Having established that the style was not rooted in religious mysticism of any sort, Brown proceeded to argue that the pursuit of fame and fortune, not yearning for salvation, propelled El Greco through life. Trained in Crete as a painter of Byzantine-style icons, he left for Venice and Rome, where he learned to paint in the western mode, adopting the colors of Titian and Tintoretto and the forms of Michelangelo and Raphael. He pays homage to both the forms and the colors of these masters in one of the few paintings to survive from his Italian years, "The Purification of the Temple (Christ Driving the Money Changers from the Temple)," lent by the Minneapolis Institute of Arts. In the lower right corner of the painting are portraits of his mentors, perhaps a bit of self-promoting name-dropping.
There is other evidence of his cockiness: In his 30s, after Michelangelo's death, he proposed that he be allowed to repaint the "Last Judgment" in the Sistine Chapel. Fortunately, Pope Pius V turned him down.
El Greco failed to secure sufficient patronage or commissions in Rome; in 1577 he went off to Spain to find work at the court of Philip II, then the most powerful ruler in the world. He obtained one commission from Philip, but the king was not pleased with the result. El Greco turned then to Spain's ecclesiastical center at Toledo, where among the city's 26 churches, 36 convents and monasteries, 18 shrines, 20 hospitals and four religious colleges he found enough work to keep him and his workshop busy for the rest of his life.
Though his first Toledo commission, from the cathedral, ended in a dispute over money (the first of many such battles he was to wage), his friendships with the ecclesiastics and intellectuals who controlled selection committees on church art ensured him a steady flow of commissions.

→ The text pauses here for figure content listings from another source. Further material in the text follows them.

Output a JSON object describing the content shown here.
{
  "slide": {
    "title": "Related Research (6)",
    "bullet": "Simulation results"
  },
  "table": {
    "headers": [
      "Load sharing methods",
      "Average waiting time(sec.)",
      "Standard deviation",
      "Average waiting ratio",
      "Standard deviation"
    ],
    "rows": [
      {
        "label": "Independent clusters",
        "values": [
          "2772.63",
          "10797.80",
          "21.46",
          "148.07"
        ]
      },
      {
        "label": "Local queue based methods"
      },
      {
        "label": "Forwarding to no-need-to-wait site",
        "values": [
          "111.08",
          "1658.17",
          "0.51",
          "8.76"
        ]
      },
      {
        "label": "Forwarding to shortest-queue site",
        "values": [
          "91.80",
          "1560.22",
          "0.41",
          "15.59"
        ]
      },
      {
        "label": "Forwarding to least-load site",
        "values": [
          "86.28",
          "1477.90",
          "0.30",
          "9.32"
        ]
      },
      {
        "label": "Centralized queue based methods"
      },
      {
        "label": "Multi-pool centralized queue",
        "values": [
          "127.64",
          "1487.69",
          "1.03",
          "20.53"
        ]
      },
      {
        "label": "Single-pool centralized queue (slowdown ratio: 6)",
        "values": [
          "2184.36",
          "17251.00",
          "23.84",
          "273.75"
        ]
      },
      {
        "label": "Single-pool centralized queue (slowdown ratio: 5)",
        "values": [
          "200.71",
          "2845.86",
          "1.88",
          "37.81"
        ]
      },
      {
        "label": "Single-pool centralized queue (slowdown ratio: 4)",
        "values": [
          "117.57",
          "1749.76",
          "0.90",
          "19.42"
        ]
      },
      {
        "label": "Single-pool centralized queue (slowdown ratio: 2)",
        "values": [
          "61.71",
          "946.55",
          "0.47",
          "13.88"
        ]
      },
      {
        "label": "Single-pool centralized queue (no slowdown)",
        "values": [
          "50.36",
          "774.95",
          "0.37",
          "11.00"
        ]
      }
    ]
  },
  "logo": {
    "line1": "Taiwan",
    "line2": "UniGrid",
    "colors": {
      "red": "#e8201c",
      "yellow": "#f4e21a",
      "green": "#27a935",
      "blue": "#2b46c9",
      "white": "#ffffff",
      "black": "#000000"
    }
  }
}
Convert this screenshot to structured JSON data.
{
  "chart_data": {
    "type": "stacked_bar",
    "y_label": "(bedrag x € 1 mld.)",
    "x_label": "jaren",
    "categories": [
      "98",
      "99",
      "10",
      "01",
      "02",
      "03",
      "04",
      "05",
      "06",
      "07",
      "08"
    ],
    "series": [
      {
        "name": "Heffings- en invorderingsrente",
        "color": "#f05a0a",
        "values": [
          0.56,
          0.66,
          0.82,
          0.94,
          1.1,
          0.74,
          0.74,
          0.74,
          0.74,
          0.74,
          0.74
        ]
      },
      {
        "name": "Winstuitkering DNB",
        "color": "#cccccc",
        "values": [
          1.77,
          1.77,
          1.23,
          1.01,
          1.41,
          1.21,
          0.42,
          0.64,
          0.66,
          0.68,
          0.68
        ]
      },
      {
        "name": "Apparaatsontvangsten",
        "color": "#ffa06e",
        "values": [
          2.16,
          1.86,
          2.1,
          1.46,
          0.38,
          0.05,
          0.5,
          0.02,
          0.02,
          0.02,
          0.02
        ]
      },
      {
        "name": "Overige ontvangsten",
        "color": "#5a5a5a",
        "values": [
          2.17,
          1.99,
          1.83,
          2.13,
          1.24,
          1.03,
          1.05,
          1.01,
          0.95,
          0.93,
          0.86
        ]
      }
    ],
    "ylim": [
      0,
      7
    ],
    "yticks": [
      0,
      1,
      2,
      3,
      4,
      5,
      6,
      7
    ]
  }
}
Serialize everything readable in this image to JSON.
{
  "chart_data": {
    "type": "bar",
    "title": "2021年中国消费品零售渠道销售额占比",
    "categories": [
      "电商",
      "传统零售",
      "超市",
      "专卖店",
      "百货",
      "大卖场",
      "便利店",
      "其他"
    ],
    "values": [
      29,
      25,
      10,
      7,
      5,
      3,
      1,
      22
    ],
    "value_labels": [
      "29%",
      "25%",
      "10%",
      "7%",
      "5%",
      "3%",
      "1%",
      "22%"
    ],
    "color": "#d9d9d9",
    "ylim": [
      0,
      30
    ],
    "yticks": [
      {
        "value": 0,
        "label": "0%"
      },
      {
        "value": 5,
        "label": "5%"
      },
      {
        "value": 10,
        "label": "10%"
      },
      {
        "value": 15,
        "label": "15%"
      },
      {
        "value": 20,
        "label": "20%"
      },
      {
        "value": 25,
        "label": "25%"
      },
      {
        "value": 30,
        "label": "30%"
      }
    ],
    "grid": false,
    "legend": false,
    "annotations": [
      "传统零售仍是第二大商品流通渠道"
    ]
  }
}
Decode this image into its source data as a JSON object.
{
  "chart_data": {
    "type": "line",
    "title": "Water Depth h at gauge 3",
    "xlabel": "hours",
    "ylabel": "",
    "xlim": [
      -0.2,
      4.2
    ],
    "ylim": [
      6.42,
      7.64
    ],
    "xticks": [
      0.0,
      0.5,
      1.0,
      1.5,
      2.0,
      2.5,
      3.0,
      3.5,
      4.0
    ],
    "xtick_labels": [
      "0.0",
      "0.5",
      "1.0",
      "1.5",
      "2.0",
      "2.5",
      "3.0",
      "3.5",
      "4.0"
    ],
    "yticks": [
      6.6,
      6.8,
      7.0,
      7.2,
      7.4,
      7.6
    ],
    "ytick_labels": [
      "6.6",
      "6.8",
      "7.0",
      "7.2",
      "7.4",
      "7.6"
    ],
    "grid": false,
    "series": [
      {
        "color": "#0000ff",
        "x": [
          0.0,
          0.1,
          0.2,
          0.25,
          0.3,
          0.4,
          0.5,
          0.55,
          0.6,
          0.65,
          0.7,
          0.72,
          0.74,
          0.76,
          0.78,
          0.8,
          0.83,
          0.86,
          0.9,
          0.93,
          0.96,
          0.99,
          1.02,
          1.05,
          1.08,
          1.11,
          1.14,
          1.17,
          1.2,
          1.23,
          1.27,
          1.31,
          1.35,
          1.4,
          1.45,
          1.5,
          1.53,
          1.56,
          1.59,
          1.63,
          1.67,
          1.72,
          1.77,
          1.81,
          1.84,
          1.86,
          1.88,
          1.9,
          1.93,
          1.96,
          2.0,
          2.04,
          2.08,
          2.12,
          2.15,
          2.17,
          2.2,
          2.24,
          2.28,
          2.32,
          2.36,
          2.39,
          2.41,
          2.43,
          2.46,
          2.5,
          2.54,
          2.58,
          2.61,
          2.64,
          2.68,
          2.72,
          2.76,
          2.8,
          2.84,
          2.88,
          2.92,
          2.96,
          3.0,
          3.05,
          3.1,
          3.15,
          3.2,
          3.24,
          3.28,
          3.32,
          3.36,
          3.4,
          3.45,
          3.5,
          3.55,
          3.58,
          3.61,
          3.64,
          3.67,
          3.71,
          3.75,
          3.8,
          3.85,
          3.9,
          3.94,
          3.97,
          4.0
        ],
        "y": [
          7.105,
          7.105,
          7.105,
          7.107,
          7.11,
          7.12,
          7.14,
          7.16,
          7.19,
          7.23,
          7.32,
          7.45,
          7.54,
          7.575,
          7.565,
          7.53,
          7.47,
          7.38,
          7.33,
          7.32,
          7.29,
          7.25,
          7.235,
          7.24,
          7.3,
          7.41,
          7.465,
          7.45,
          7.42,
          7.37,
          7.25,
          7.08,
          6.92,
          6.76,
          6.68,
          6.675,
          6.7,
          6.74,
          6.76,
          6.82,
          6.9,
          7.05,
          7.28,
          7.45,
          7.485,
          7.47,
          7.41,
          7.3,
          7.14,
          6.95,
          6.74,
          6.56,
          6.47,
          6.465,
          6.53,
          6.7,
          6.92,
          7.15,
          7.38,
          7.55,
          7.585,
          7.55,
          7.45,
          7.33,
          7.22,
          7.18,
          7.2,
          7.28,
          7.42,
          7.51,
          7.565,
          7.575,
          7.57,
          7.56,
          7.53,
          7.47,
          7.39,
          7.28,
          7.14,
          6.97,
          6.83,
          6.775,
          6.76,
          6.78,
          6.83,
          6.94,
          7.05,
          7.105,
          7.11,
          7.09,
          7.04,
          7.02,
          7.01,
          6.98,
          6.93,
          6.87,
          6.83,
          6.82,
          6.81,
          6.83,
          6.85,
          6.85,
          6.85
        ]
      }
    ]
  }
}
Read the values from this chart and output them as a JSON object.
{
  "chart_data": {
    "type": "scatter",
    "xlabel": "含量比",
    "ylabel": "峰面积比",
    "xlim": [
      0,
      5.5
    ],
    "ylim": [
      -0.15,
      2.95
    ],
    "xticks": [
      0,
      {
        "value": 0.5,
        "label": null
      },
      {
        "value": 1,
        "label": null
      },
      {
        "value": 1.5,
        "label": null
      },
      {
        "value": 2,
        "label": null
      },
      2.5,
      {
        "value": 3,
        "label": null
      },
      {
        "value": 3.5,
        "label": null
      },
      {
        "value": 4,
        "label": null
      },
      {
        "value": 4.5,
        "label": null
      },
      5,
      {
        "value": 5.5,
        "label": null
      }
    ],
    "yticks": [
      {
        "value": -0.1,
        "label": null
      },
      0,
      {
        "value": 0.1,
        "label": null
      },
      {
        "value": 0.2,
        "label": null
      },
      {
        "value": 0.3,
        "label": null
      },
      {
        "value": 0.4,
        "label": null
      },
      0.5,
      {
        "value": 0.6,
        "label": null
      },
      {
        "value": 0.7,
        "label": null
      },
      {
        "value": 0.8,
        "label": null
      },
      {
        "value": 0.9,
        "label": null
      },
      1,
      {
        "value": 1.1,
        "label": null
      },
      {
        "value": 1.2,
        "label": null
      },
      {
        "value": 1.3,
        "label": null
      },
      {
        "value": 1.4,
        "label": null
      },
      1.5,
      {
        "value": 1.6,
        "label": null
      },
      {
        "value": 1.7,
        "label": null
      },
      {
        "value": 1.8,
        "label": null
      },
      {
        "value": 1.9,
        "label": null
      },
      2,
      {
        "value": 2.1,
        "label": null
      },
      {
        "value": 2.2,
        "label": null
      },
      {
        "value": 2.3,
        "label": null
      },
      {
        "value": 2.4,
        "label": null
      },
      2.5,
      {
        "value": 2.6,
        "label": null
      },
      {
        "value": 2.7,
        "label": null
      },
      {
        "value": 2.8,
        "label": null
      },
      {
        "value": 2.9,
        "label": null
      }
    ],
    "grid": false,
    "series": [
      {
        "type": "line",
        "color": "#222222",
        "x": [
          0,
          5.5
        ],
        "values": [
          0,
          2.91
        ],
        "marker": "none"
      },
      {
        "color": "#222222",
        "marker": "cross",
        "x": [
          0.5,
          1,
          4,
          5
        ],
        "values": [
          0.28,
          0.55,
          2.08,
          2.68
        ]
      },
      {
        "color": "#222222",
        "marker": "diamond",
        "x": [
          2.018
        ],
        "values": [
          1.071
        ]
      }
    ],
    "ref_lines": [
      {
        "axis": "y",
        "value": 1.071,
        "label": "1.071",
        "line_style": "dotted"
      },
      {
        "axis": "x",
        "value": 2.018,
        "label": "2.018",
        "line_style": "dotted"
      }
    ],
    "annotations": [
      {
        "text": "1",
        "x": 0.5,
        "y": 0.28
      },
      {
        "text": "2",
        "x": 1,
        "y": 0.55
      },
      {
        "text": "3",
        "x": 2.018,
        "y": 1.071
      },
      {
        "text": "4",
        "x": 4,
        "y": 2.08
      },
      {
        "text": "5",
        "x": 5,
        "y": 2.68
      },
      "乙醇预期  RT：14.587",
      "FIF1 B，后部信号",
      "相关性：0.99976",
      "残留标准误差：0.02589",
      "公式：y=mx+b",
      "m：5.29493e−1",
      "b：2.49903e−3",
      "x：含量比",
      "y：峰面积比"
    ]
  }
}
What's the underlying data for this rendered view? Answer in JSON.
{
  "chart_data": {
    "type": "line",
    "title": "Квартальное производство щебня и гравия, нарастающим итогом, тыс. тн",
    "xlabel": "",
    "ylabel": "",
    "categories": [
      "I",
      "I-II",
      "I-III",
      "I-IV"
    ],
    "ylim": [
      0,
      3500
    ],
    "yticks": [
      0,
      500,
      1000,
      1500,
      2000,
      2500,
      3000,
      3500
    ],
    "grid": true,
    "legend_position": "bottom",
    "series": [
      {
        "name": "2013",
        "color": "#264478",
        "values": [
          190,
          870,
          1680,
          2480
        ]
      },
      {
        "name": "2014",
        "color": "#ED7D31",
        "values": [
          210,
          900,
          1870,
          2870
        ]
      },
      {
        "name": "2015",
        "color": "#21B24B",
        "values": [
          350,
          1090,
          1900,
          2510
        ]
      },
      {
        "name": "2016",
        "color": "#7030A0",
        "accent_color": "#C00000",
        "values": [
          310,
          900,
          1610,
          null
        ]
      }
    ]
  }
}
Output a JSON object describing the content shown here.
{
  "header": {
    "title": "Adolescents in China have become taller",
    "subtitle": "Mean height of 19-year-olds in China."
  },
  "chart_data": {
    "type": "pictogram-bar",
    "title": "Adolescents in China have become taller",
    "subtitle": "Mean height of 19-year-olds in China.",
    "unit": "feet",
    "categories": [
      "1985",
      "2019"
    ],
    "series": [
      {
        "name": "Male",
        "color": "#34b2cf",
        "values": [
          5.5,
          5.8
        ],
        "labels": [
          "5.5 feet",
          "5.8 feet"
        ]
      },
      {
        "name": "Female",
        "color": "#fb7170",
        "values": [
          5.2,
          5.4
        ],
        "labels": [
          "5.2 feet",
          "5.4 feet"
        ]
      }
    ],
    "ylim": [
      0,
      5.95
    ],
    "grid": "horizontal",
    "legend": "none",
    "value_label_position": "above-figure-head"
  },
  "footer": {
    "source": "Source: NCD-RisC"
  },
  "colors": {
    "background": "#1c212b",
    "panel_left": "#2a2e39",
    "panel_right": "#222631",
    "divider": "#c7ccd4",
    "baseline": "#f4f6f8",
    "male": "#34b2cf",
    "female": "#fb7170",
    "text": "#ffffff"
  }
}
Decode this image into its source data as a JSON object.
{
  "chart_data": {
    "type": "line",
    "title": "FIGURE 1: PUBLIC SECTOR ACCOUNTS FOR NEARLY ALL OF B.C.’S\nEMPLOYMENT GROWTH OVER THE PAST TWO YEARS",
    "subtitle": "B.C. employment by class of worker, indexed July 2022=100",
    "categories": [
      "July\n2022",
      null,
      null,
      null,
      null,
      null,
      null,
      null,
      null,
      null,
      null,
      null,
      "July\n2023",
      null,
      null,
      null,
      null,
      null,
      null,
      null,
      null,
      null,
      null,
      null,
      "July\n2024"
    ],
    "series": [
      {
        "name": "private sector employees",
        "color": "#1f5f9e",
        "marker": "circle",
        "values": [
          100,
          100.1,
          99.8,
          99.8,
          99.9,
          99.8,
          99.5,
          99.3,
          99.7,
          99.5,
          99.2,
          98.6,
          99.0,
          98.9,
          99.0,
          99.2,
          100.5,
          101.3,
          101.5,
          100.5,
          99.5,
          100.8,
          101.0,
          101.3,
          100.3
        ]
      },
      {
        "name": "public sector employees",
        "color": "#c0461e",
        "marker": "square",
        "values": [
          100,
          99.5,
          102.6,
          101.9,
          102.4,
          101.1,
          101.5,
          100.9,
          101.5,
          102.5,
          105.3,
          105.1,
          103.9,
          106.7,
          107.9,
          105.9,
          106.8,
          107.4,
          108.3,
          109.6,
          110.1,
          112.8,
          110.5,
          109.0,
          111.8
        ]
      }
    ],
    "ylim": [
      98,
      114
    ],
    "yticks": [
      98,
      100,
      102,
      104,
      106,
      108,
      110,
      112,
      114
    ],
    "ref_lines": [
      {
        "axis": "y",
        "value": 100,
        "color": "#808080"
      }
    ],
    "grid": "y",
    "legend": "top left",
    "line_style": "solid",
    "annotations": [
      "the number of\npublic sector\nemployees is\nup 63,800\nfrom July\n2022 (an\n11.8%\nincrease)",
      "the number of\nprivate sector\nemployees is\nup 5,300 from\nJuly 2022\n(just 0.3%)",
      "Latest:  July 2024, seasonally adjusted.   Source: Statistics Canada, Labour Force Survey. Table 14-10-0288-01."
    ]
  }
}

The fervor of the Counter-Reformation also provided a perfect opportunity.Participants in the Council of Trent sought to repel the feformers' challenge by clarifying doctrine. "Recognizing the power of images to influence belief, [the council] ordered that churches display only images that had a didactic purpose," Kagan said. The council fathers wanted paintings that would bring people to their knees, and El Greco turned out to be a master of the genre. El Greco knew his Bible and his dogma well, and he knew what would sell. Subjects such as the Virgin Mary, the remorseful Mary Magdalene, the apostle Peter and the cleansing of the Temple proved extremely popular. El Greco produced multiple versions of many paintings, keeping samples on hand in his studio from which copies could be ordered. The price depended upon whether the master, his assistants or his son Jorge Manuel executed the work. Accordng to records thus far uncovered, El Greco never married, but, from the time he arrived in Toledo, he lived with the woman who gave birth to his son.
"Much of the interpretation of El Greco as a mystic came from the idea that Toledo itself was a city seething with mystics and otherworldly religiosity," says Kagan, whose catalogue essay argues that Toledo's Catholocism was inhospitable to mystical explorations.
The scholars, for their part, expect some to rebut their conclusions. "Myths have a way of outliving their makers, and revisionists such as ourselves find it difficult to change people's long-standing attitudes. It's the scholar's lament."
The show will remain at the National Gallery's East Building through Sept. 6, and will then travel to the Toledo Museum of Art and the Dallas Museum of Fine Arts.